I would be very interested in reading thoughts from the Directors of Missions, especially those in the newer convention areas, about an alternative GCR (Great Commission Resurgence) plan.
Whether it influenced the Task Force or not, it would generate new ideas that would end up being used somewhere somehow.
I have the same concerns as the guys I’ve been reading on the NoBA site. We don’t need restructuring for its own sake.
I think we all agree that we need a resurgence in evangelism (with new approaches to evangelizing effectively in our generation – and for resourcing our churches) and we would all love to see more missions dollars getting to foreign countries. We all want to see the gospel spread and more churches planted in the “pioneer areas” (what’s the new term for that?). I’ve given some thoughts from my Bible belt perspective, but I would really love to hear what you guys would suggest.
I would like to see an alternate plan, offered not in a spirit of divisiveness, of course, but constructively. And if there were one, I think it would influence the thinking of the convention.
Derek Gentle, Pastor
Tallassee Baptist Church
2008 Moderator and current Pastor's Conference President
Elmore Baptist Association, AL
There are several aspects of the report that I would like to support. That is to say, I think that the task force perceived some of the weaknesses in the current system. Unfortunately many of their suggested solutions reflect a poor understanding of both the history of Southern Baptist work in the new convention areas as well as a lack of meaningful first-hand experience in those areas. This should hardly be surprising when you examine the make up of the group. The task force is heavy on pastors of big Southern churches (or their wives). There are three educators but none of them are missiologists—they are all senior administrators. There are two state execs but both are in the South. The one person connected to NAMB is a senior administrator who has never served as a field missionary. Only two people on the task force, both pastors, currently serve in new convention areas. And there is only one DOM represented. And although Tom Biles has served for many years as the Director of Missions for Tampa Bay, to his credit he brings many decades of excellent hands-on mission experience in Minnesota and Wisconsin. That’s one. Out of 23 people on the GCR Task Force there is not even a single token appointee who currently serves as a field missionary or missions strategist outside the South. Nor was there a single person connected to IMB represented.

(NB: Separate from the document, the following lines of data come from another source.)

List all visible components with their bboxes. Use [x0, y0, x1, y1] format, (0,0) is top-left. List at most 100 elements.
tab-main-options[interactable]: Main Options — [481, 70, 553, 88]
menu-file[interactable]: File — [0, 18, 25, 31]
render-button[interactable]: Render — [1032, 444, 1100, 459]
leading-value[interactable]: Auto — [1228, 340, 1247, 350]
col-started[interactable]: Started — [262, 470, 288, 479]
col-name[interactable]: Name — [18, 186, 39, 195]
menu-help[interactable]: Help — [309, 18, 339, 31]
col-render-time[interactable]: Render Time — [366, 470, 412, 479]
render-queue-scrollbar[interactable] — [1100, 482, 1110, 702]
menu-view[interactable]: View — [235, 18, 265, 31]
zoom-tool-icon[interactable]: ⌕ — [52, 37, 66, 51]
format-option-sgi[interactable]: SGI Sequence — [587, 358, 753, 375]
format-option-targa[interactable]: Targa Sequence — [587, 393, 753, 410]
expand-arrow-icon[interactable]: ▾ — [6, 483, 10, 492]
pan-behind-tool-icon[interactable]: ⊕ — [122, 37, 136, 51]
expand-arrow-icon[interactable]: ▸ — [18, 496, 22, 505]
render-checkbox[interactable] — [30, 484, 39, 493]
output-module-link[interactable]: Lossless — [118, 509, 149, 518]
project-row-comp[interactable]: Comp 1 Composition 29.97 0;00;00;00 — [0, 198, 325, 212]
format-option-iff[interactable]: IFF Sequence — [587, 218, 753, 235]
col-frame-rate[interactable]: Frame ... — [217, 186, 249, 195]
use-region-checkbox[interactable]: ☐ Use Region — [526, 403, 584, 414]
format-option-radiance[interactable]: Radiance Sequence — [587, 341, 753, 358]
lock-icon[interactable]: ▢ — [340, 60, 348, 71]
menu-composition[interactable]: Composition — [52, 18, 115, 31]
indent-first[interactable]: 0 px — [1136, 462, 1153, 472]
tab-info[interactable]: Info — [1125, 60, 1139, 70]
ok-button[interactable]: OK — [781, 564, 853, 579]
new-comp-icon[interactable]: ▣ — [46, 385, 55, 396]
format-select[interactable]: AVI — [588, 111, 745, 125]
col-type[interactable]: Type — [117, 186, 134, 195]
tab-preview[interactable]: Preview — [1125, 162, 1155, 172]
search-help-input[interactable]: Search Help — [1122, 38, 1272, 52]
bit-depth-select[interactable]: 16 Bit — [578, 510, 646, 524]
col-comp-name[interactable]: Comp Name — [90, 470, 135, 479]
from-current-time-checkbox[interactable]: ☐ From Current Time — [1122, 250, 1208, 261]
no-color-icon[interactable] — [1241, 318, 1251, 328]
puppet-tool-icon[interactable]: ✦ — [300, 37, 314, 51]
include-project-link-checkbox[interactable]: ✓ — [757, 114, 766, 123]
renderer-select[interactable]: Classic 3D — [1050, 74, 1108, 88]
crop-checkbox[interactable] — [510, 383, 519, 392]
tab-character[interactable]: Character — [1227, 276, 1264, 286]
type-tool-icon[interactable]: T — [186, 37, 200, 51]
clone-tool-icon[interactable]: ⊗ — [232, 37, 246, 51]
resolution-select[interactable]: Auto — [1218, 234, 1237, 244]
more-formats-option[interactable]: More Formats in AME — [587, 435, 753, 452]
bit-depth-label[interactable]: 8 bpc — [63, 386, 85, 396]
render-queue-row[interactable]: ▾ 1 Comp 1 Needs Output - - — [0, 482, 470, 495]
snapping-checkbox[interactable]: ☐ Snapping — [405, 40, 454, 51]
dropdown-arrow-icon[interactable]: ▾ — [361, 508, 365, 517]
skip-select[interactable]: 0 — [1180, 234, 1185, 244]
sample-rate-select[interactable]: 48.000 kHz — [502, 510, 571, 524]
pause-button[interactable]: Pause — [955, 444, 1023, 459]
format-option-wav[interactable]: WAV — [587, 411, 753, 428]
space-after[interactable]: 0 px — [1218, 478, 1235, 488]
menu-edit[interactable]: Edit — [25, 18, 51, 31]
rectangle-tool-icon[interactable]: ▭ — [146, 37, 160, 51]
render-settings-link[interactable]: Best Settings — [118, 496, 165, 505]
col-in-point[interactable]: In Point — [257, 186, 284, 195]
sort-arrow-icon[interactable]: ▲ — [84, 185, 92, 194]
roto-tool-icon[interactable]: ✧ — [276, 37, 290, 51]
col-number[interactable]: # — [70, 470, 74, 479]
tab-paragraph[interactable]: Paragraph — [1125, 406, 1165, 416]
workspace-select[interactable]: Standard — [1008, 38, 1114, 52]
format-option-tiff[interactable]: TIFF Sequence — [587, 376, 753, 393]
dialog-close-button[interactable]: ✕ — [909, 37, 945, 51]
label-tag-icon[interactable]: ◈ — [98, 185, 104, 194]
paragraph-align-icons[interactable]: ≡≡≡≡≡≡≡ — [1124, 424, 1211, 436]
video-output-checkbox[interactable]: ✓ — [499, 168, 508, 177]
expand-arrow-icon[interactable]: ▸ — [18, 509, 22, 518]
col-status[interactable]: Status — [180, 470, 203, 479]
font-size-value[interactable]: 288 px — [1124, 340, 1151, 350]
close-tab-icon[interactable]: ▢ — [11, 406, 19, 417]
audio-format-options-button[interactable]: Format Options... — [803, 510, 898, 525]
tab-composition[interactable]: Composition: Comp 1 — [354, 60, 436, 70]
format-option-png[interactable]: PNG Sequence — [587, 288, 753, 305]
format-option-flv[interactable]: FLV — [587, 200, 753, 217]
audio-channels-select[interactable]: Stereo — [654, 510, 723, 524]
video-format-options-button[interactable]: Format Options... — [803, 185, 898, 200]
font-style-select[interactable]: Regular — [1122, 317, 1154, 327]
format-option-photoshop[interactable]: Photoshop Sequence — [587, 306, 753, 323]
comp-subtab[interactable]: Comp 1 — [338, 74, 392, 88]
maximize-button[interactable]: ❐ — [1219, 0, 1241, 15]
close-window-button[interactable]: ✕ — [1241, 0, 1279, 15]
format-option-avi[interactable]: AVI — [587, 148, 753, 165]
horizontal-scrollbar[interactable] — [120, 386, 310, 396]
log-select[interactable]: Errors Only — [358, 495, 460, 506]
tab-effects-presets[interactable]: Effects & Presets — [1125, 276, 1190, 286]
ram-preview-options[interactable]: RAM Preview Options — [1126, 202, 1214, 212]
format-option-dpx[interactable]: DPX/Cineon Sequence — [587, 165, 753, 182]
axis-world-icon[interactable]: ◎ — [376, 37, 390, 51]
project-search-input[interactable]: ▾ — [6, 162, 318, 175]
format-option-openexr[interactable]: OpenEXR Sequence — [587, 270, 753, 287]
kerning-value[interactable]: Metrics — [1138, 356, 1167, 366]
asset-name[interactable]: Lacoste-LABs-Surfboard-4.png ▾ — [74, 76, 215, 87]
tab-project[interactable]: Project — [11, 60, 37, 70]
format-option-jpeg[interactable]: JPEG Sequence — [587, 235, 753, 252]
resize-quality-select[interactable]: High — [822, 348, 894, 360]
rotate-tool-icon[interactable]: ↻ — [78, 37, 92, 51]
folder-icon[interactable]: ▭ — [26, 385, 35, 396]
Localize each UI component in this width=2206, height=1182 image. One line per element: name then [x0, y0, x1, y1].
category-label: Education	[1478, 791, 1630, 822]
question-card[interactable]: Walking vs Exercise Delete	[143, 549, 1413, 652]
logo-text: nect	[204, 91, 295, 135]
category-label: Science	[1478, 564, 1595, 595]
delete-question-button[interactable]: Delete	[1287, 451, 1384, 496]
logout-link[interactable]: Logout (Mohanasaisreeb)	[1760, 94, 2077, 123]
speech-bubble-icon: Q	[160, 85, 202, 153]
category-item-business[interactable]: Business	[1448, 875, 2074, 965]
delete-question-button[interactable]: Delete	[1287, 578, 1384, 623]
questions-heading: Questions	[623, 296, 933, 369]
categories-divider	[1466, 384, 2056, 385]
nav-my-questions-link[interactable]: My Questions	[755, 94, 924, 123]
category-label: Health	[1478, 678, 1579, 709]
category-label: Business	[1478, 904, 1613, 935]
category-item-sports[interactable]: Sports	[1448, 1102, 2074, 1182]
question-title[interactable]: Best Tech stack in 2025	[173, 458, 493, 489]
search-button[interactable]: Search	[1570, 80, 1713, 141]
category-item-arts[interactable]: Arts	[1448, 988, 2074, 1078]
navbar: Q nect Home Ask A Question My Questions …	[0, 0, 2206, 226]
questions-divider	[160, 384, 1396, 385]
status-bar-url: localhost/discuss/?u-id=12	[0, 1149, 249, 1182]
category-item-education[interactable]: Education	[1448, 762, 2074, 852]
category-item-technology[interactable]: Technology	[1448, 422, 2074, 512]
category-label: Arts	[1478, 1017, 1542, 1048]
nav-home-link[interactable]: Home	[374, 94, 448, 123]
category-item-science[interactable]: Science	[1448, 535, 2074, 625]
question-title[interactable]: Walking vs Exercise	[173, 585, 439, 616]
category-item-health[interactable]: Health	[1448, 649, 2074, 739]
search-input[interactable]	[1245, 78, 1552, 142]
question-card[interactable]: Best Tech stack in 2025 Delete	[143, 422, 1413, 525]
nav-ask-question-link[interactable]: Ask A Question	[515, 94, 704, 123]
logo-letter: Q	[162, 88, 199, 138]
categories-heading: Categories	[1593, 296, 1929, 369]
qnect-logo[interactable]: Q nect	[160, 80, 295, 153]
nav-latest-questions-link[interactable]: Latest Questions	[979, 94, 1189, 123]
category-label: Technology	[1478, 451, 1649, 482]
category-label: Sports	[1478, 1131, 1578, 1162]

But these are capable people who see that something must change if the SBC is to avoid a continued decline into irrelevancy. They have identified some key issues. We are not reaching the big urban areas. We have barely scratched the surface in the handful of mega cities where a disproportionate percentage of Americans live. We are not planting enough churches to maintain our current percentage of the US population. And we are loosing the race to reach language groups. The famed 10-40 Window has been torn loose from its geographical moorings. The people of the Window are now our neighbors. And many of them represent cultures so foreign to our experience that we desperately need the expertise of our IMB strategy coordinators to help us reach these new neighbors.
The need to address these critical issues is reflected in the report. But the members’ lack of hands-on mission experience in the Northeast, Upper Midwest, and the West severely handicapped their ability to address this issues in appropriate ways—ways that demonstrate an appreciation for the strengths as well as the weakness of the system currently in place.
I wholeheartedly endorse the call to make reaching the big urban centers a top priority. The Apostle Paul modeled a similar urban bias. Reach those big cities and you will reach the continent. Money—lots of money—is one key component. But there is another requirement that is even more important. We must begin to develop urban missionaries. These are people who are skilled in cross-cultural missions and who have a real love for the city. Such people are rare in the SBC today. They always have been. We still cling to our denomination’s rural roots. Developing such missionaries will demand at least a generation of concerted effort.
Church planting is definitely the key to reversing the denomination’s decline in baptisms. That is a much a need in many areas of the South as it is in the North and West. And that church planting must be wed to serious missions and stewardship education if we are to have the financial resources to work in the high-cost urban centers.
Finally I have advocated for years that IMB strategy coordinators be allowed to consider members of their given people groups in the US as part of their responsibility. This will help both our domestic and our foreign mission enterprises. The key to reaching Mogadishu may well be living in Minneapolis. But such changes must be done with the active involvement of our state and association partners and must not diminish the strategy coordinator’s priority of reaching those people groups abroad.
I've just got a second, but I'll try to post more later. The Main problem we have in our communication. We don't have enough of it. NAMB already has strategic Focus cities. The problem with Big churches is that they rarely are involved on the local associational level. Often they volunteer their big buildings for large events past that not a lot. All the stuff on NAMB was bull. We need a new president and you don't tie his hands before it happens. I believe that they already have the IMB president in mind thus all the love from the Task Force. NAMB needs a new president and that is their problem. I agree we need more evangelism in our churches. All I saw was a bunch of fluff. I hate sounding like this these Task force guys are quality guys don't get me wrong, but did we put them together to make budget cuts?